London, 16-18 November 2000
‘Why not go straight to the kitchen?’ That was my first thought when the use of virtual reality was introduced to delegates at the virtual reality conference organised by Mencap in London’s Millennium Dome. The theme of the conference was the use of virtual reality as a means of introducing various skills to people with learning and other disabilities. I am no Luddite–on the contrary, I am a strong advocate of the use of technology in the disability arena. However, this first negative thought was the challenge I had to overcome during the presentation of the various papers on the topic.

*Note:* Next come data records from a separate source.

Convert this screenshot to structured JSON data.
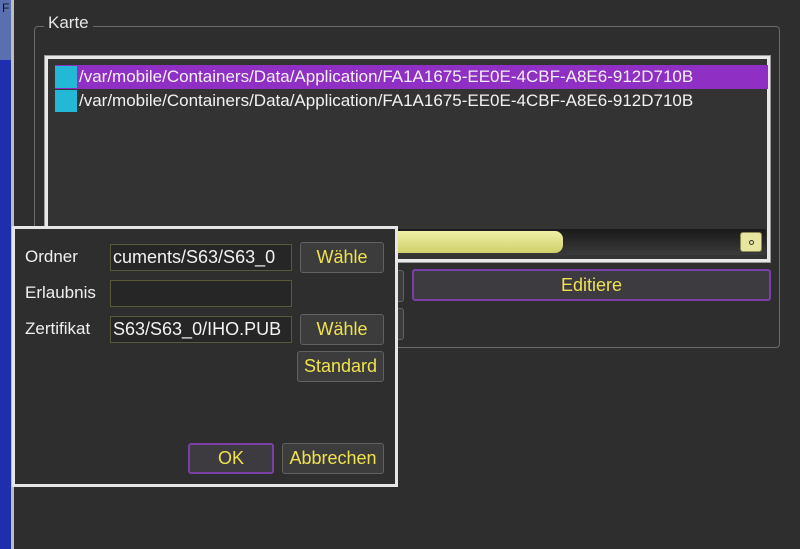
{
  "edge": {
    "glyph": "F"
  },
  "group": {
    "title": "Karte"
  },
  "list": {
    "items": [
      {
        "path": "/var/mobile/Containers/Data/Application/FA1A1675-EE0E-4CBF-A8E6-912D710B",
        "selected": true
      },
      {
        "path": "/var/mobile/Containers/Data/Application/FA1A1675-EE0E-4CBF-A8E6-912D710B",
        "selected": false
      }
    ]
  },
  "buttons": {
    "edit": "Editiere"
  },
  "dialog": {
    "folder_label": "Ordner",
    "folder_value": "cuments/S63/S63_0",
    "folder_choose": "Wähle",
    "permit_label": "Erlaubnis",
    "permit_value": "",
    "certificate_label": "Zertifikat",
    "certificate_value": "S63/S63_0/IHO.PUB",
    "certificate_choose": "Wähle",
    "default_button": "Standard",
    "ok_button": "OK",
    "cancel_button": "Abbrechen"
  },
  "colors": {
    "accent_text": "#f0e24e",
    "selection": "#8f2fc4",
    "row_icon": "#22b8d6",
    "scroll_thumb": "#e0e08a"
  }
}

I am happy to report that my criticism was well answered during the following two days. Though there were several seminars to choose from, the areas I was particularly interested in were employment and lifeskills, the former because of the involvement of our service users in supported employment and the latter because, in my view, it is impossible to separate lifeskills and employment skills in a supported employment environment.
In a presentation by Dr Barbara Brooks from the University of East London, the construction of a ‘virtual kitchen’ was used to evaluate the difference between the use of virtual reality (VR) and real-world (RW) training. One of the advantages of the VR environment was its ability to simulate realistically the hazards associated with the environment. A convincing chip-pan fire was demonstrated, together with the correct procedure for dealing with it (one reason, perhaps, for not rushing straight to the kitchen). In many of the following presentations, VR was cited as an ideal medium for health and safety training.
The presentation by Angela Mallett and the students from the Shepherd School, along with Dr David Brown of Nottingham Trent University, described the ‘Virtual Greenwood Growers’, a horticultural VR trainer, again with the emphasis on health and safety training. It was impossible to enter the nursery without donning the correct safety clothing. This barrier was cited as an advantage which would be hard to duplicate in the real world. The identification of the correct tools for the job and of the chemicals associated with the horticultural world also featured as part of the program.
In the area of lifeskills, the virtual courtroom was demonstrated. This was used as both a general training tool and a means to prepare people with learning disabilities for attendance at court. The program presented a courtroom interior and the people to be found there. The legal personnel, when ‘questioned’, explained their roles in court. An ’embedded video’ within the program also showed examples of people giving evidence.
Using VR to assess and improve localisation and tracking skills in children who are blind was demonstrated by Dr Dean P. Imman from the Oregon Research Institute. The key advantage that emerged from his presentation was the ability of VR to manipulate an environment. Children with significant sight difficulties have trouble distinguishing one noise from another, for example in order to localise a car. The ability of VR to reduce the background noise, to highlight the significant noise, and then slowly to reintroduce the background noise to real-world levels was seen as one of the major advantages of VR.
In summary, the main advantages of using VR initially rather than ‘rushing straight to the kitchen’ are the ability of VR to simulate health and safety situations, the ability of VR to manipulate an environment and the possibility of simulating otherwise inaccessible workplace locations. The one message running through all the papers presented was that VR augments real-world training; it does not replace it.